2. While implementing the provisions of the protocol the parties should not act in a manner which transfers, directly or indirectly, damage or likelihood of damage from one part of the environment to another or transform one type of pollution into another.

3. No provision of this Protocol shall be interpreted as preventing Contracting Parties from taking, individually or jointly, more stringent measures following international law concerning the prevention, reduction and elimination of pollution.

4. Contracting Parties shall prohibit incineration at sea of wastes or other matter. (Article 5)

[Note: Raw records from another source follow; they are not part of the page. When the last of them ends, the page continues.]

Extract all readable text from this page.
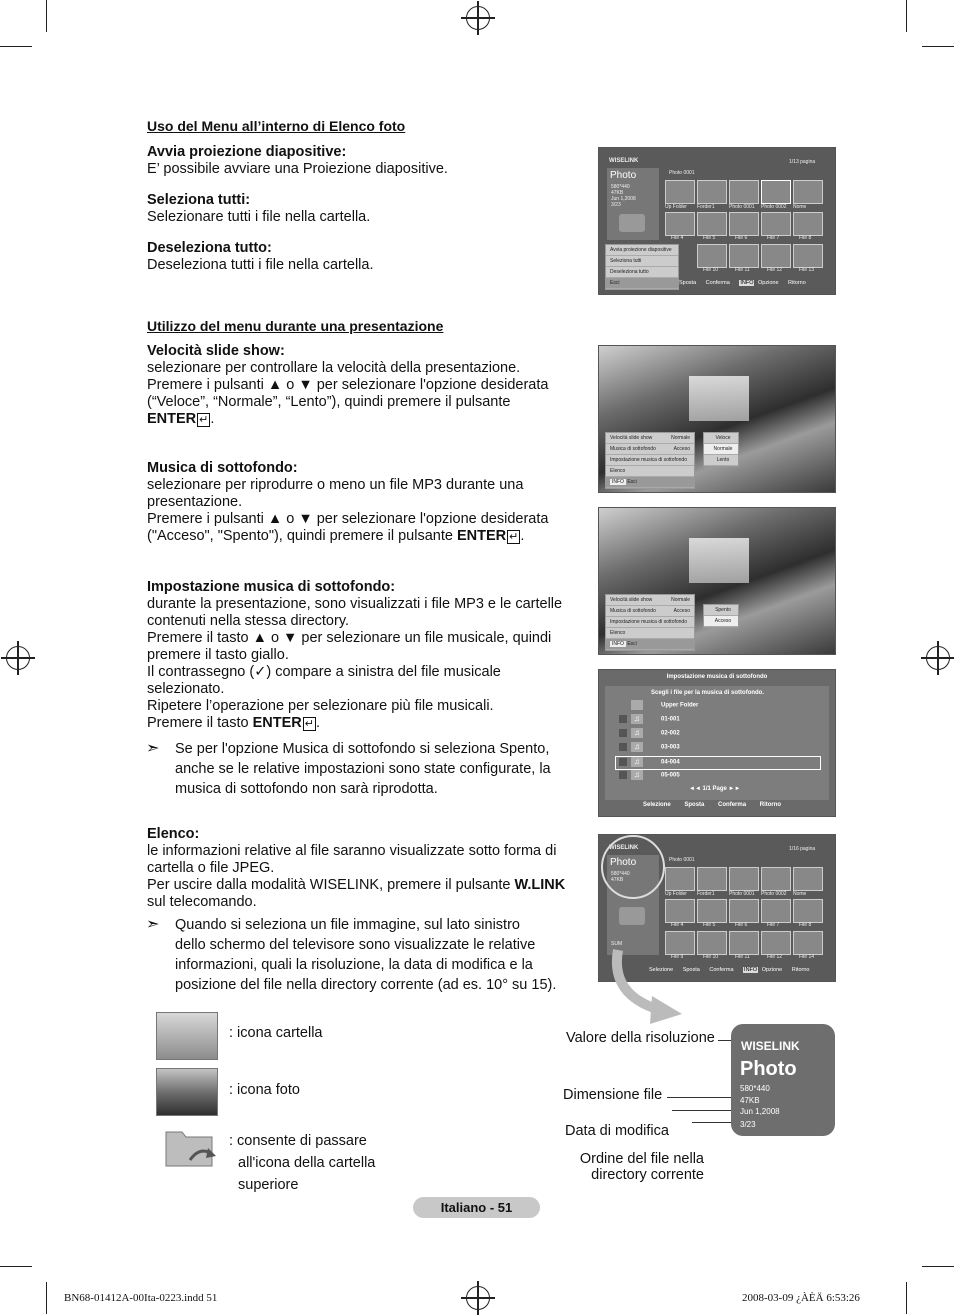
Uso del Menu all’interno di Elenco foto
Avvia proiezione diapositive:
E’ possibile avviare una Proiezione diapositive.
Seleziona tutti:
Selezionare tutti i file nella cartella.
Deseleziona tutto:
Deseleziona tutti i file nella cartella.
Utilizzo del menu durante una presentazione
Velocità slide show:
selezionare per controllare la velocità della presentazione.
Premere i pulsanti ▲ o ▼ per selezionare l'opzione desiderata
(“Veloce”, “Normale”, “Lento”), quindi premere il pulsante
ENTER ↵ .
Musica di sottofondo:
selezionare per riprodurre o meno un file MP3 durante una
presentazione.
Premere i pulsanti ▲ o ▼ per selezionare l'opzione desiderata
("Acceso", "Spento"), quindi premere il pulsante ENTER ↵ .
Impostazione musica di sottofondo:
durante la presentazione, sono visualizzati i file MP3 e le cartelle
contenuti nella stessa directory.
Premere il tasto ▲ o ▼ per selezionare un file musicale, quindi
premere il tasto giallo.
Il contrassegno (✓) compare a sinistra del file musicale
selezionato.
Ripetere l’operazione per selezionare più file musicali.
Premere il tasto ENTER ↵ .
➣ Se per l'opzione Musica di sottofondo si seleziona Spento,
anche se le relative impostazioni sono state configurate, la
musica di sottofondo non sarà riprodotta.
Elenco:
le informazioni relative al file saranno visualizzate sotto forma di
cartella o file JPEG.
Per uscire dalla modalità WISELINK, premere il pulsante W.LINK
sul telecomando.
➣ Quando si seleziona un file immagine, sul lato sinistro
dello schermo del televisore sono visualizzate le relative
informazioni, quali la risoluzione, la data di modifica e la
posizione del file nella directory corrente (ad es. 10° su 15).
WISELINK
Photo
580*440
47KB
Jun 1,2008
3/23
Photo 0001
1/13 pagina
Up Folder Forder1	Photo 0001 Photo 0002 Nome
File 4	File 5	File 6	File 7	File 8
File 10	File 11	File 12	File 13
Avvia proiezione diapositive
Seleziona tutti
Deseleziona tutto
Esci	Sposta Conferma INFO Opzione Ritorno
Velocità slide show	Normale
Musica di sottofondo	Acceso
Impostazione musica di sottofondo
Elenco
INFO Esci
Veloce
Normale
Lento
Velocità slide show	Normale
Musica di sottofondo	Acceso
Impostazione musica di sottofondo
Elenco
INFO Esci
Spento
Acceso
Impostazione musica di sottofondo
Scegli i file per la musica di sottofondo.
Upper Folder
♫	01-001
♫	02-002
♫	03-003
♫	04-004
♫	05-005
◄◄ 1/1 Page ►►
Selezione Sposta Conferma Ritorno
WISELINK
Photo
580*440
47KB
SUM
Photo 0001
1/16 pagina
Up Folder Forder1	Photo 0001 Photo 0002 Nome
File 4	File 5	File 6	File 7	File 8
File 9	File 10	File 11	File 12	File 14
Selezione Sposta Conferma INFO Opzione Ritorno
: icona cartella
: icona foto
: consente di passare
all'icona della cartella
superiore
Valore della risoluzione
Dimensione file
Data di modifica
Ordine del file nella
directory corrente
WISELINK
Photo
580*440
47KB
Jun 1,2008
3/23
Italiano - 51
BN68-01412A-00Ita-0223.indd 51	2008-03-09 ¿ÀÈÄ 6:53:26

5. Contracting Parties shall not allow the export of wastes or other matter to other countries for dumping or incineration at sea. (Article 6)


1. Prevention of marine pollution from dumping activities.

2. Access to annual meetings of Parties, where policy and regulatory aspects of dumping and protection of the marine environment are discussed.

3. Access to annual meetings of the Scientific Groups under the Convention and Protocol, where scientific and technical aspects of dumping and protection of the marine environment are discussed.

4. Membership of an agreement for control of all sources of marine pollution promotes finding the best overall environmental solution to specific problems and sustainable use of the oceans.

5. Enhanced protection of a State’s coastal zone and marine environment.

6. Access to technical assistance and experience of other Parties to aid marine environmental protection and capacity building.


The main development in the Protocol is that the list of things to be considered is far more comprehensive than the list contained in the LDC. Whereas Annex III to the LDC relates purely to the physical characteristics of the material being dumped and the site at which it is being dumped. Annexe 2 to the Protocol also details such things as the order in which waste-management options ought to be considered, the use of waste-reduction techniques [3] and the possibility of process modification.[4] It requires both an initial assessment of alternatives to dumping and a full assessment of the preferred option, which is to include consideration of certain listed factors.[5] The protocol does make a difference by further restricting the number of things that may be dumped, and increasing the requirements to be met and details to be considered before dumping may be permitted.


[1] LDC, Article 1 containing a general definition

[2] Protocol, Article 1

[3] Protocol; Annex 2, paras.2 and 5

[4] The HL Sixth Report, at pg.9, notes that in the UK a permit to dump will not be granted until the owners have demonstrated that they have examined all possibilities of reusing the structure and established that none of them is feasible, which goes at least partway to meeting this requirement.